Every day since that night, I think about the day I’m going to die. I tell myself I never want to feel that way again in my life. Fortunately for us, after three years, our excursion ended when my parents got back together and we joined my father in Omaha, Nebraska. It was like winning the lottery. For most Africans, the energy required to leave the continent is like trying to reach escape velocity to reach outer space. I’m now in a country where I actually have a chance at high-achievement and self-actualization.

Fast forward to today, my myriad experiences, have shaped me into being the person who holds the two ethos of ‘What doesn’t kill me makes me stronger’ and ‘You Only Live Once’ at high regard. Even as over used as the phrase ‘YOLO’ has been, it's a prime motivator for me. It’s the acknowledgment that there's a chance that in my final moments on my death bed - before my heart stops and I slip into non-existence - the last emotion I feel could be regret. Sour, sour regret for a life not lived to the fullest. Deathbed regrets are the worst emotion I can imagine a human being to face. So every day I say ‘Fuck that’, and ask ‘what am i doing to prevent that?’

And so my life’s work is to leverage technology to make it easier for human beings to achieve the goals we've set out to accomplish on our paths to Self-Actualization. Human-beings live very short lives compared to the amount of things we’d like to get done to be the best versions of ourselves. As a humanist, I believe it is my duty to win some battle for the human race before my time comes (and maybe get hit by bus or die of malaria). Technology has a great way of allowing us to reduce time stolen by the tasks necessary to achieve our goals. Because I have such an ambitious goal — wanting to positively affect the lives of millions or billions of people — and have studied world changing innovations and what it took to achieve them, I know that this big goal I have is the hardest thing I will ever achieve in my life. So armed with my absolutely invigorating fear of regret, I find myself able to easily overcome any challenge or obstacle I come across. When challenged, I tell myself, "There are harder things I will have to endure to reach my goal, and if I’m unwilling to surmount this one, I better start reconsidering my life goals." That perspective tends to light a fire under my ass and as a result, my comfort zone stretches beyond the horizon. That’s certainly a big part of Nigerian culture, and the success of Nigerian-Americans.
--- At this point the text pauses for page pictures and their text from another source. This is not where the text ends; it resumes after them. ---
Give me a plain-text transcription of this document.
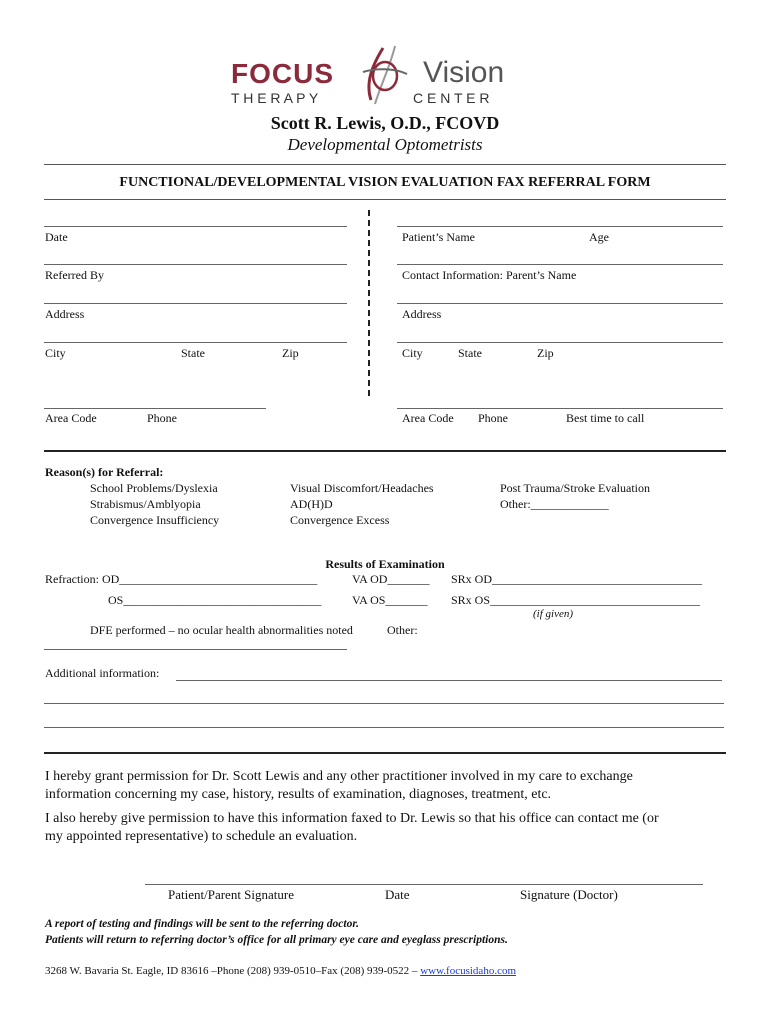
FOCUS	Vision
T H E R A P Y	C E N T E R
Scott R. Lewis, O.D., FCOVD
Developmental Optometrists
FUNCTIONAL/DEVELOPMENTAL VISION EVALUATION FAX REFERRAL FORM
Date
Referred By
Address
City	State	Zip
Area Code	Phone
Patient’s Name	Age
Contact Information: Parent’s Name
Address
City	State	Zip
Area Code Phone	Best time to call
Reason(s) for Referral:
School Problems/Dyslexia
Strabismus/Amblyopia
Convergence Insufficiency
Visual Discomfort/Headaches
AD(H)D
Convergence Excess
Post Trauma/Stroke Evaluation
Other:_____________
Results of Examination
Refraction: OD_________________________________	VA OD_______ SRx OD___________________________________
OS_________________________________	VA OS_______ SRx OS___________________________________
(if given)
DFE performed – no ocular health abnormalities noted	Other:
Additional information:
I hereby grant permission for Dr. Scott Lewis and any other practitioner involved in my care to exchange
information concerning my case, history, results of examination, diagnoses, treatment, etc.
I also hereby give permission to have this information faxed to Dr. Lewis so that his office can contact me (or
my appointed representative) to schedule an evaluation.
Patient/Parent Signature	Date	Signature (Doctor)
A report of testing and findings will be sent to the referring doctor.
Patients will return to referring doctor’s office for all primary eye care and eyeglass prescriptions.
3268 W. Bavaria St. Eagle, ID 83616 –Phone (208) 939-0510–Fax (208) 939-0522 – www.focusidaho.com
Surviving what I did in Nigeria is a huge contributor to my persistence, just like it was for my parents and many other immigrants from around the world. This, and other facets of my identity were molded by forces that began before I was born and that will continue past my death. To steal a quote from the great Maya Angelou: “My mission in life is not merely to survive, but to thrive; and to do so with some passion, some compassion, some humor,..some style,” and some value to the human race.